How did the USDA determine the amount of trade aid for the second round of Market Facilitation Program payments? USDA’s Office of the Chief Economist developed an estimate of gross trade damages for commodities with assessed retaliatory tariffs by China, India, the European Union, and Turkey to set commodity payment rates and purchase levels. USDA employed the same approach often used in adjudicating World Trade Organization trade dispute cases.
“Just as we did before, we want to be transparent about this process and how our economists arrived at the numbers they did. We listened to feedback from farmers on last year’s programs and incorporated many of those suggestions into today’s programs.
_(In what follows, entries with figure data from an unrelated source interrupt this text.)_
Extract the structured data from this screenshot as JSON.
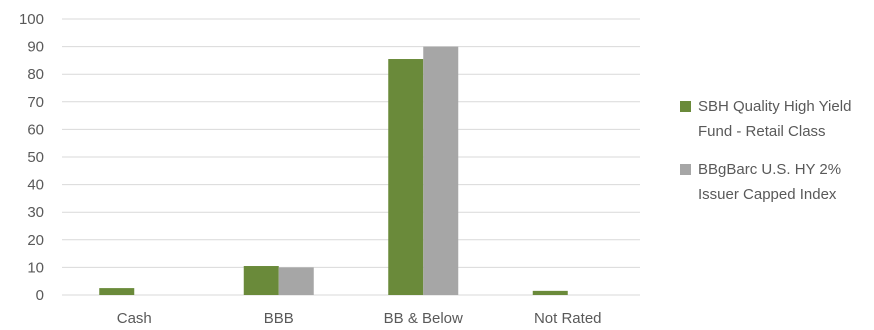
{
  "chart_data": {
    "type": "bar",
    "categories": [
      "Cash",
      "BBB",
      "BB & Below",
      "Not Rated"
    ],
    "series": [
      {
        "name": "SBH Quality High Yield Fund - Retail Class",
        "values": [
          2.5,
          10.5,
          85.5,
          1.5
        ],
        "color": "#6a8a3a"
      },
      {
        "name": "BBgBarc U.S. HY 2% Issuer Capped Index",
        "values": [
          0,
          10,
          90,
          0
        ],
        "color": "#a6a6a6"
      }
    ],
    "ylim": [
      0,
      100
    ],
    "yticks": [
      0,
      10,
      20,
      30,
      40,
      50,
      60,
      70,
      80,
      90,
      100
    ],
    "grid": true,
    "legend_position": "right",
    "gridline_color": "#d9d9d9"
  }
}
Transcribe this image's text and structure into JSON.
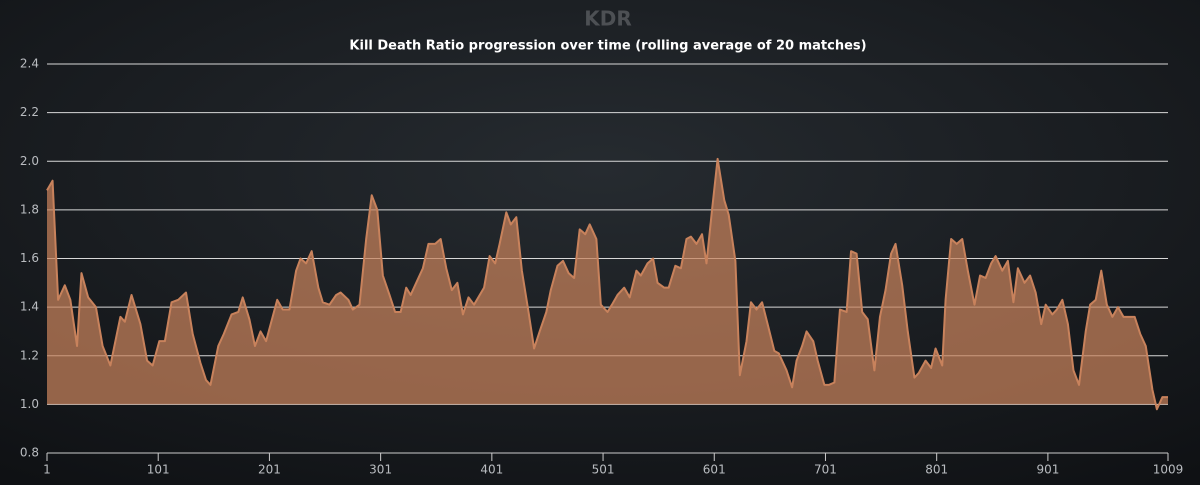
{
  "chart_data": {
    "type": "area",
    "title": "KDR",
    "subtitle": "Kill Death Ratio progression over time (rolling average of 20 matches)",
    "x": [
      1,
      6,
      11,
      17,
      22,
      28,
      32,
      38,
      45,
      51,
      58,
      67,
      71,
      77,
      85,
      91,
      96,
      102,
      107,
      113,
      119,
      126,
      132,
      139,
      144,
      148,
      155,
      160,
      167,
      173,
      177,
      183,
      188,
      193,
      198,
      208,
      213,
      219,
      225,
      229,
      234,
      239,
      245,
      249,
      255,
      261,
      265,
      272,
      276,
      282,
      288,
      293,
      298,
      303,
      309,
      314,
      319,
      324,
      328,
      335,
      339,
      344,
      350,
      355,
      360,
      365,
      370,
      375,
      380,
      385,
      394,
      399,
      404,
      408,
      414,
      418,
      423,
      428,
      434,
      439,
      444,
      450,
      454,
      460,
      465,
      470,
      475,
      480,
      485,
      489,
      495,
      499,
      505,
      509,
      514,
      520,
      525,
      531,
      535,
      541,
      546,
      550,
      556,
      560,
      566,
      571,
      576,
      580,
      585,
      590,
      594,
      599,
      604,
      610,
      614,
      620,
      624,
      630,
      634,
      639,
      644,
      649,
      655,
      659,
      666,
      671,
      675,
      680,
      684,
      690,
      694,
      700,
      704,
      709,
      714,
      720,
      724,
      729,
      734,
      739,
      745,
      750,
      755,
      760,
      764,
      770,
      775,
      781,
      785,
      791,
      796,
      800,
      806,
      809,
      814,
      819,
      824,
      829,
      835,
      840,
      845,
      850,
      854,
      860,
      865,
      870,
      874,
      880,
      885,
      890,
      895,
      899,
      905,
      909,
      914,
      919,
      924,
      929,
      935,
      939,
      944,
      949,
      954,
      959,
      964,
      969,
      979,
      984,
      989,
      995,
      999,
      1004,
      1009
    ],
    "values": [
      1.88,
      1.92,
      1.43,
      1.49,
      1.43,
      1.24,
      1.54,
      1.44,
      1.4,
      1.24,
      1.16,
      1.36,
      1.34,
      1.45,
      1.33,
      1.18,
      1.16,
      1.26,
      1.26,
      1.42,
      1.43,
      1.46,
      1.29,
      1.17,
      1.1,
      1.08,
      1.24,
      1.29,
      1.37,
      1.38,
      1.44,
      1.35,
      1.24,
      1.3,
      1.26,
      1.43,
      1.39,
      1.39,
      1.55,
      1.6,
      1.58,
      1.63,
      1.48,
      1.42,
      1.41,
      1.45,
      1.46,
      1.43,
      1.39,
      1.41,
      1.68,
      1.86,
      1.8,
      1.53,
      1.45,
      1.38,
      1.38,
      1.48,
      1.45,
      1.52,
      1.56,
      1.66,
      1.66,
      1.68,
      1.56,
      1.47,
      1.5,
      1.37,
      1.44,
      1.41,
      1.48,
      1.61,
      1.58,
      1.66,
      1.79,
      1.74,
      1.77,
      1.55,
      1.38,
      1.23,
      1.3,
      1.38,
      1.47,
      1.57,
      1.59,
      1.54,
      1.52,
      1.72,
      1.7,
      1.74,
      1.68,
      1.41,
      1.38,
      1.41,
      1.45,
      1.48,
      1.44,
      1.55,
      1.53,
      1.58,
      1.6,
      1.5,
      1.48,
      1.48,
      1.57,
      1.56,
      1.68,
      1.69,
      1.66,
      1.7,
      1.58,
      1.8,
      2.01,
      1.84,
      1.78,
      1.59,
      1.12,
      1.26,
      1.42,
      1.39,
      1.42,
      1.33,
      1.22,
      1.21,
      1.14,
      1.07,
      1.18,
      1.24,
      1.3,
      1.26,
      1.18,
      1.08,
      1.08,
      1.09,
      1.39,
      1.38,
      1.63,
      1.62,
      1.38,
      1.35,
      1.14,
      1.36,
      1.47,
      1.62,
      1.66,
      1.49,
      1.3,
      1.11,
      1.13,
      1.18,
      1.15,
      1.23,
      1.16,
      1.43,
      1.68,
      1.66,
      1.68,
      1.55,
      1.41,
      1.53,
      1.52,
      1.58,
      1.61,
      1.55,
      1.59,
      1.42,
      1.56,
      1.5,
      1.53,
      1.46,
      1.33,
      1.41,
      1.37,
      1.39,
      1.43,
      1.33,
      1.14,
      1.08,
      1.3,
      1.41,
      1.43,
      1.55,
      1.41,
      1.36,
      1.4,
      1.36,
      1.36,
      1.29,
      1.24,
      1.06,
      0.98,
      1.03,
      1.03
    ],
    "color": "#c8825c",
    "threshold": 1,
    "xlim": [
      1,
      1009
    ],
    "xticks": [
      1,
      101,
      201,
      301,
      401,
      501,
      601,
      701,
      801,
      901,
      1009
    ],
    "ylim": [
      0.8,
      2.4
    ],
    "yticks": [
      0.8,
      {
        "value": 1,
        "label": "1.0"
      },
      1.2,
      1.4,
      1.6,
      1.8,
      {
        "value": 2,
        "label": "2.0"
      },
      2.2,
      2.4
    ],
    "grid": true
  }
}
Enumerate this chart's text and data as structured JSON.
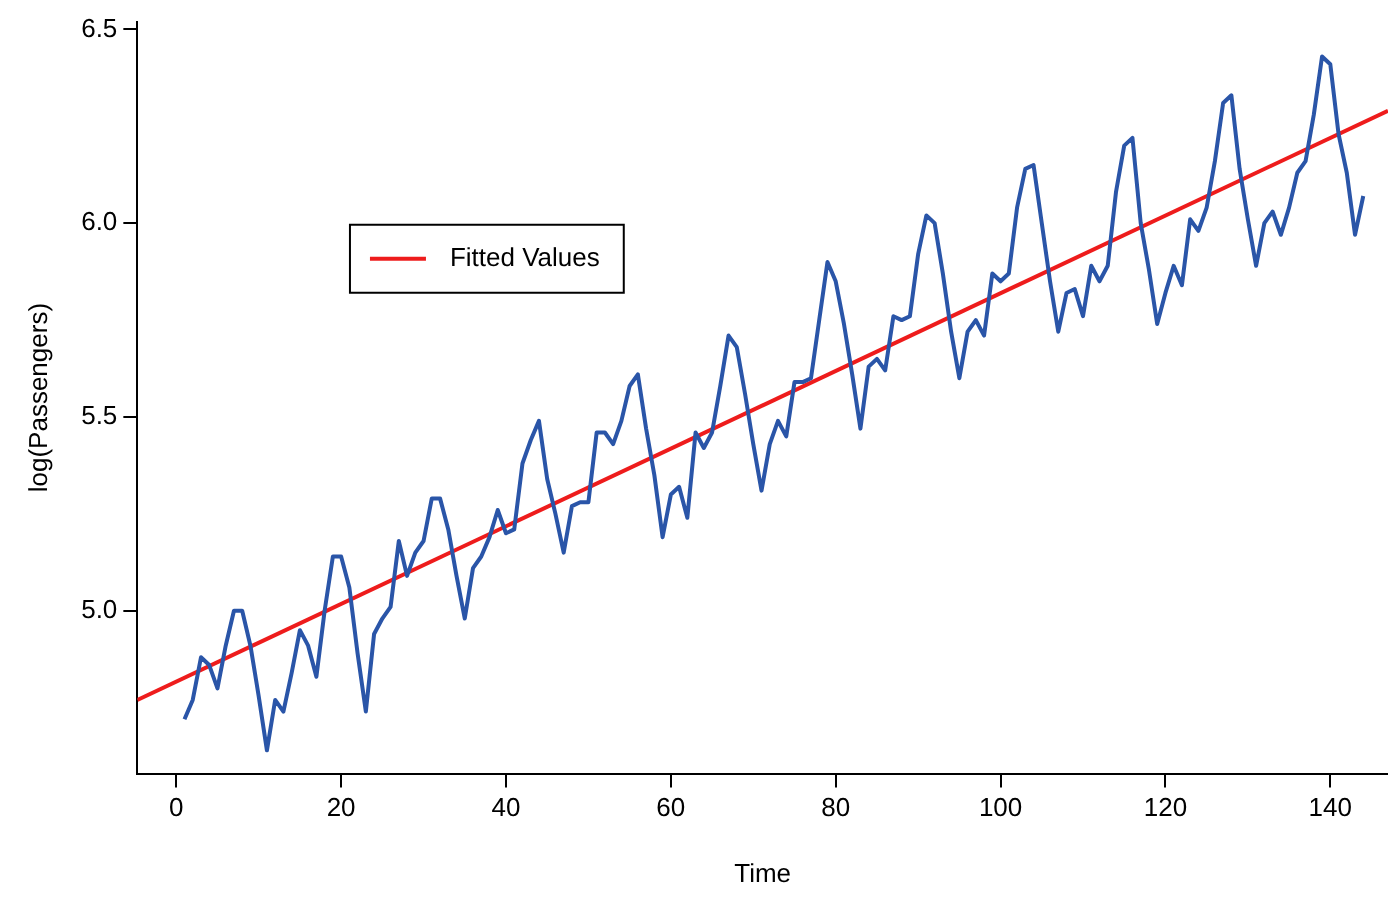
{
  "chart_data": {
    "type": "line",
    "xlabel": "Time",
    "ylabel": "log(Passengers)",
    "xlim": [
      -4.72,
      147
    ],
    "ylim": [
      4.58,
      6.52
    ],
    "xticks": [
      0,
      20,
      40,
      60,
      80,
      100,
      120,
      140
    ],
    "yticks": [
      {
        "value": 5,
        "label": "5.0"
      },
      {
        "value": 5.5,
        "label": "5.5"
      },
      {
        "value": 6,
        "label": "6.0"
      },
      {
        "value": 6.5,
        "label": "6.5"
      }
    ],
    "grid": false,
    "legend": "top left",
    "marker": "none",
    "line_style": "solid",
    "series": [
      {
        "color": "#2a55a8",
        "x": [
          1,
          2,
          3,
          4,
          5,
          6,
          7,
          8,
          9,
          10,
          11,
          12,
          13,
          14,
          15,
          16,
          17,
          18,
          19,
          20,
          21,
          22,
          23,
          24,
          25,
          26,
          27,
          28,
          29,
          30,
          31,
          32,
          33,
          34,
          35,
          36,
          37,
          38,
          39,
          40,
          41,
          42,
          43,
          44,
          45,
          46,
          47,
          48,
          49,
          50,
          51,
          52,
          53,
          54,
          55,
          56,
          57,
          58,
          59,
          60,
          61,
          62,
          63,
          64,
          65,
          66,
          67,
          68,
          69,
          70,
          71,
          72,
          73,
          74,
          75,
          76,
          77,
          78,
          79,
          80,
          81,
          82,
          83,
          84,
          85,
          86,
          87,
          88,
          89,
          90,
          91,
          92,
          93,
          94,
          95,
          96,
          97,
          98,
          99,
          100,
          101,
          102,
          103,
          104,
          105,
          106,
          107,
          108,
          109,
          110,
          111,
          112,
          113,
          114,
          115,
          116,
          117,
          118,
          119,
          120,
          121,
          122,
          123,
          124,
          125,
          126,
          127,
          128,
          129,
          130,
          131,
          132,
          133,
          134,
          135,
          136,
          137,
          138,
          139,
          140,
          141,
          142,
          143,
          144
        ],
        "values": [
          4.72,
          4.77,
          4.88,
          4.86,
          4.8,
          4.91,
          5.0,
          5.0,
          4.91,
          4.78,
          4.64,
          4.77,
          4.74,
          4.84,
          4.95,
          4.91,
          4.83,
          5.0,
          5.14,
          5.14,
          5.06,
          4.89,
          4.74,
          4.94,
          4.98,
          5.01,
          5.18,
          5.09,
          5.15,
          5.18,
          5.29,
          5.29,
          5.21,
          5.09,
          4.98,
          5.11,
          5.14,
          5.19,
          5.26,
          5.2,
          5.21,
          5.38,
          5.44,
          5.49,
          5.34,
          5.25,
          5.15,
          5.27,
          5.28,
          5.28,
          5.46,
          5.46,
          5.43,
          5.49,
          5.58,
          5.61,
          5.47,
          5.35,
          5.19,
          5.3,
          5.32,
          5.24,
          5.46,
          5.42,
          5.46,
          5.58,
          5.71,
          5.68,
          5.56,
          5.43,
          5.31,
          5.43,
          5.49,
          5.45,
          5.59,
          5.59,
          5.6,
          5.75,
          5.9,
          5.85,
          5.74,
          5.61,
          5.47,
          5.63,
          5.65,
          5.62,
          5.76,
          5.75,
          5.76,
          5.92,
          6.02,
          6.0,
          5.87,
          5.72,
          5.6,
          5.72,
          5.75,
          5.71,
          5.87,
          5.85,
          5.87,
          6.04,
          6.14,
          6.15,
          6.0,
          5.85,
          5.72,
          5.82,
          5.83,
          5.76,
          5.89,
          5.85,
          5.89,
          6.08,
          6.2,
          6.22,
          6.0,
          5.88,
          5.74,
          5.82,
          5.89,
          5.84,
          6.01,
          5.98,
          6.04,
          6.16,
          6.31,
          6.33,
          6.14,
          6.01,
          5.89,
          6.0,
          6.03,
          5.97,
          6.04,
          6.13,
          6.16,
          6.28,
          6.43,
          6.41,
          6.23,
          6.13,
          5.97,
          6.07
        ]
      },
      {
        "name": "Fitted Values",
        "color": "#ee1c1c",
        "x": [
          -4.72,
          147
        ],
        "values": [
          4.77,
          6.29
        ]
      }
    ]
  }
}
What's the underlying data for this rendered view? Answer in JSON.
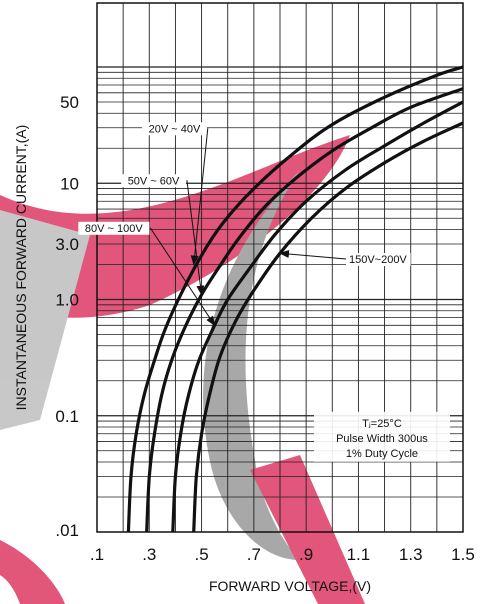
{
  "chart_data": {
    "type": "line",
    "title": "",
    "xlabel": "FORWARD VOLTAGE,(V)",
    "ylabel": "INSTANTANEOUS FORWARD CURRENT,(A)",
    "x_scale": "linear",
    "y_scale": "log",
    "xlim": [
      0.1,
      1.5
    ],
    "ylim": [
      0.01,
      100
    ],
    "x_ticks": [
      {
        "value": 0.1,
        "label": ".1"
      },
      {
        "value": 0.3,
        "label": ".3"
      },
      {
        "value": 0.5,
        "label": ".5"
      },
      {
        "value": 0.7,
        "label": ".7"
      },
      {
        "value": 0.9,
        "label": ".9"
      },
      {
        "value": 1.1,
        "label": "1.1"
      },
      {
        "value": 1.3,
        "label": "1.3"
      },
      {
        "value": 1.5,
        "label": "1.5"
      }
    ],
    "y_ticks": [
      {
        "value": 0.01,
        "label": ".01"
      },
      {
        "value": 0.1,
        "label": "0.1"
      },
      {
        "value": 1,
        "label": "1.0"
      },
      {
        "value": 3,
        "label": "3.0"
      },
      {
        "value": 10,
        "label": "10"
      },
      {
        "value": 50,
        "label": "50"
      }
    ],
    "grid": true,
    "series": [
      {
        "name": "20V ~ 40V",
        "x": [
          0.22,
          0.23,
          0.25,
          0.28,
          0.32,
          0.36,
          0.42,
          0.5,
          0.58,
          0.7,
          0.85,
          1.0,
          1.2,
          1.4,
          1.5
        ],
        "y": [
          0.01,
          0.03,
          0.07,
          0.15,
          0.3,
          0.55,
          1.1,
          2.4,
          4.5,
          9,
          18,
          32,
          55,
          85,
          100
        ]
      },
      {
        "name": "50V ~ 60V",
        "x": [
          0.29,
          0.3,
          0.32,
          0.35,
          0.39,
          0.44,
          0.5,
          0.56,
          0.64,
          0.74,
          0.86,
          1.0,
          1.15,
          1.3,
          1.5
        ],
        "y": [
          0.01,
          0.03,
          0.07,
          0.16,
          0.32,
          0.6,
          1.1,
          1.8,
          3.3,
          6.2,
          11,
          19,
          30,
          45,
          65
        ]
      },
      {
        "name": "80V ~ 100V",
        "x": [
          0.39,
          0.4,
          0.42,
          0.45,
          0.49,
          0.55,
          0.6,
          0.68,
          0.78,
          0.9,
          1.05,
          1.2,
          1.35,
          1.5
        ],
        "y": [
          0.01,
          0.03,
          0.07,
          0.15,
          0.3,
          0.6,
          1.0,
          1.8,
          3.6,
          7,
          13,
          21,
          33,
          50
        ]
      },
      {
        "name": "150V~200V",
        "x": [
          0.47,
          0.48,
          0.5,
          0.53,
          0.57,
          0.63,
          0.7,
          0.8,
          0.92,
          1.05,
          1.2,
          1.35,
          1.5
        ],
        "y": [
          0.01,
          0.03,
          0.07,
          0.15,
          0.32,
          0.65,
          1.2,
          2.5,
          5,
          9,
          15,
          23,
          33
        ]
      }
    ],
    "annotations": [
      {
        "text": "20V ~ 40V",
        "x": 0.52,
        "y": 28
      },
      {
        "text": "50V ~ 60V",
        "x": 0.44,
        "y": 10
      },
      {
        "text": "80V ~ 100V",
        "x": 0.3,
        "y": 3.9
      },
      {
        "text": "150V~200V",
        "x": 1.06,
        "y": 2.1
      }
    ],
    "conditions": [
      "Tⱼ=25°C",
      "Pulse Width 300us",
      "1% Duty Cycle"
    ],
    "colors": {
      "curve": "#111111",
      "grid": "#222222",
      "watermark_red": "#d81e4e",
      "watermark_gray": "#8c8c8c"
    }
  }
}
While no formula can be perfect in addressing concerns from all commodities, we did everything we could to accommodate everyone,” Agriculture Secretary Sonny Perdue said. “Our support package ensures farmers will not stand alone in facing unjustified retaliatory tariffs while President Trump continues working to solidify better and stronger trade deals around the globe.”
“NCGA welcomes USDA’s transparency in this process,” said National Corn Growers Association President Lynn Chrisp. “Corn farmers were understandably disappointed by the one cent per bushel for corn in the first MFP program and we appreciate that it appears USDA considered our recommendations in developing MFP 2.0.”
NCGA analysis showed an average price loss for corn of 20 cents per bushel from May 2018 to April 2019. As trade talks with China lagged on in March and April of 2019, losses widened closer to 40 cents per bushel.